Venoarterial extracorporeal membrane oxygenation support for heart transplantation: 10 years’ experience
Ender Gedik1, Fatma Irem Yesiler1, Denada Haka1, Okay Karslioglu2, Helin Sahinturk1, Elvin Kesimci1, Adnan Torgay1, Pinar Zeyneloglu1, Atilla Sezgin2, Mehmet A. Haberal3.
1Department of Anaesthesiology and Reanimation, Baskent University, Ankara, Turkey; 2Department of Cardiovascular Surgery, Baskent University, Ankara, Turkey; 3Department of General Surgery, Division of Transplantation, Baskent University, Ankara, Turkey
Objectives: Heart transplant (HT) is the only definitive treatment of end-stage heart failure. Venoarterial extracorporeal membrane oxygenation may be used as a bridge to HT or after HT for refractory conditions like primary graft failure (1). In this study, we present our decade-long perioperative experience with HTs.
Materials and Methods: We retrospectively screened the data of 56 HT performed between 2014 and 2024 at our center. Among them 25 patients were included in the study and divided into 2 groups, namely pre and postoperative VA-ECMO support. The demographic data, preoperative diagnosis, HT operation time, duration of extracorporeal support, clinical and laboratory data, ECMO type (peripheral or central), complications and mortality of the patients were analyzed.
Results: Preoperative VA-ECMO support was performed in 7 cases as a bridge to emergent HT. The mean age of patients was 26.3 ± 17.1 years. All cases had dilated cardiomyopathy. The HT operation time was 7.7 ± 1.4 hours. The duration of VA-ECMO support was 17.3 ± 18.4 days. Peripheral VA-ECMO (femoral) was performed in 4 cases. Extracorporeal cardiopulmonary resuscitation (E-CPR) was performed in 3 patients. The ECMO pump and vascular cannula were changed in 2 patients due to complications. One patient who was re-transplanted died at hour 4 post-HT and another patient died on day 29 post-HT. Total mortality rate was 28.6% (2 patients).
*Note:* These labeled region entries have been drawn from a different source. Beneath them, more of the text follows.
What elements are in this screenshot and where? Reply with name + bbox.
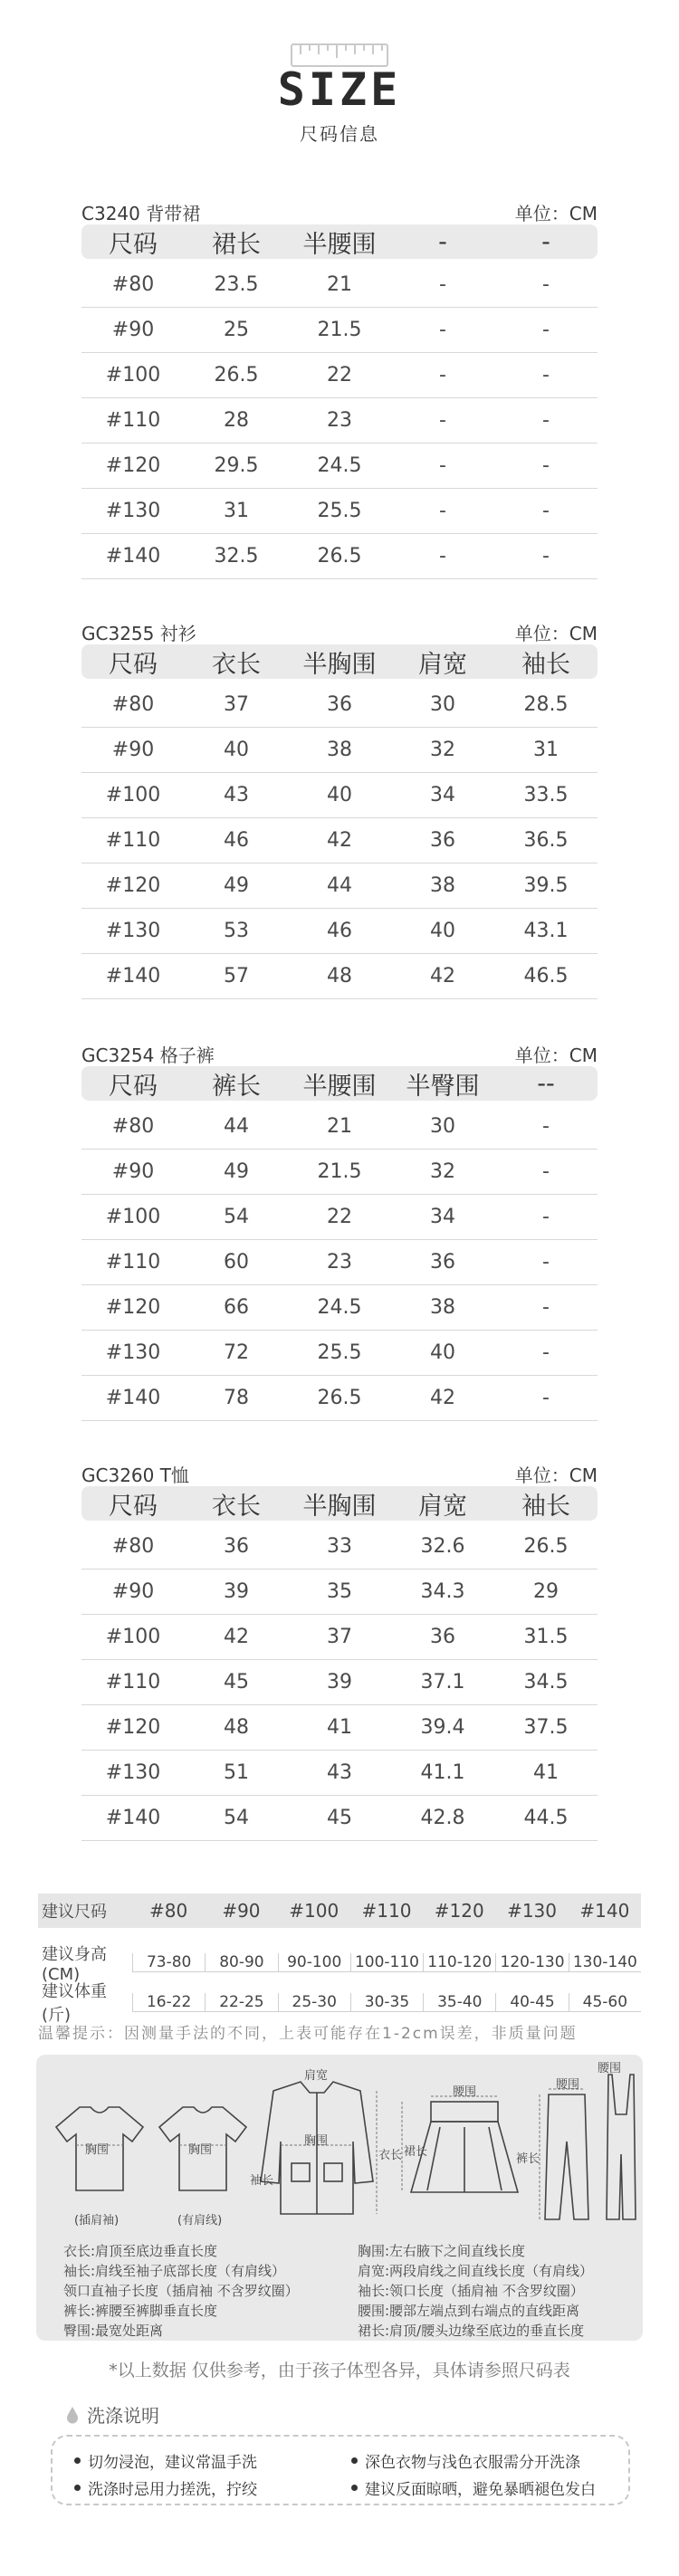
table-cell: 43.1 — [523, 920, 569, 942]
legend-item: 胸围:左右腋下之间直线长度 — [358, 2243, 526, 2259]
wash-instructions — [51, 2435, 630, 2505]
table-cell: 28 — [224, 409, 249, 432]
table-cell: #140 — [105, 1387, 161, 1409]
table-title: GC3254 格子裤 — [81, 1045, 215, 1066]
table-cell: #130 — [105, 1341, 161, 1364]
column-header: -- — [537, 1069, 555, 1098]
table-row — [81, 1569, 598, 1615]
table-cell: #110 — [105, 409, 161, 432]
wash-item-text: 深色衣物与浅色衣服需分开洗涤 — [365, 2454, 580, 2472]
table-cell: 46 — [224, 829, 249, 852]
table-body — [81, 262, 598, 579]
skirt-length-label: 裙长 — [404, 2145, 428, 2159]
table-cell: 26.5 — [523, 1535, 569, 1558]
column-header: 衣长 — [212, 650, 261, 679]
table-cell: - — [542, 500, 550, 522]
column-header: 袖长 — [521, 1492, 570, 1521]
table-cell: 32 — [430, 739, 455, 761]
table-cell: - — [542, 409, 550, 432]
measure-tip: 温馨提示：因测量手法的不同，上表可能存在1-2cm误差，非质量问题 — [38, 2025, 578, 2043]
table-cell: 42 — [430, 1387, 455, 1409]
table-row — [81, 308, 598, 353]
table-cell: 32.5 — [214, 545, 259, 568]
table-cell: 49 — [224, 1160, 249, 1183]
table-cell: #80 — [111, 273, 155, 296]
table-cell: 57 — [224, 965, 249, 987]
suggest-weight-label: 建议体重(斤) — [42, 1982, 107, 2025]
chest-label: 胸围 — [85, 2143, 110, 2157]
table-cell: 41.1 — [420, 1761, 465, 1784]
table-cell: - — [542, 545, 550, 568]
table-cell: - — [542, 454, 550, 477]
table-cell: 26.5 — [214, 364, 259, 386]
bullet-icon — [74, 2485, 81, 2491]
table-row — [81, 682, 598, 728]
wash-item-text: 洗涤时忌用力搓洗，拧绞 — [88, 2481, 257, 2499]
table-cell: 32.6 — [420, 1535, 465, 1558]
suggest-header — [38, 1894, 641, 1928]
table-cell: #140 — [105, 545, 161, 568]
table-cell: 43 — [327, 1761, 352, 1784]
table-cell: 21 — [327, 273, 352, 296]
table-row — [81, 1240, 598, 1285]
table-cell: 54 — [224, 1206, 249, 1228]
table-cell: - — [439, 545, 446, 568]
table-title: GC3255 衬衫 — [81, 623, 196, 644]
table-cell: 42.8 — [420, 1807, 465, 1829]
table-header — [81, 644, 598, 679]
table-row — [81, 1660, 598, 1705]
page-subtitle: 尺码信息 — [300, 123, 379, 145]
table-row — [81, 1796, 598, 1841]
column-header: 半腰围 — [302, 1072, 377, 1101]
table-cell: 39 — [327, 1671, 352, 1693]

Postoperative VA-ECMO support was performed in 18 cases after HT. The mean age of patients was 31.5 ± 18.5 years. The main indication of this type of support was graft failure. Four of them had LVAD as a bridge to HT. The leading cause of end-stage heart failure was dilated cardiomyopathy (72.2%). The HT operation time was 8.6 ± 1.3 hours. The duration of VA-ECMO support was 8.8 ± 6.9 days. Peripheral VA-ECMO (femoral) was performed in 9 patients. E-CPR was performed in one patient. ECMO pump and vascular cannula were changed in 6 patients due to complications. Six patients died during the early postoperative ICU stay. Total mortality rate was 61.1% (11 patients).
Conclusions: In our group of HT recipients, preoperative VA-ECMO support had a lower mortality rate compared to VA-ECMO support in the post-transplant period. For patients on the HT list who are worsening despite optimal medical therapy, VA-ECMO support is a safe and viable last resort. Additionally, VA-ECMO support can be used during the postoperative period in HT patients with hemodynamic deterioration as salvage therapy.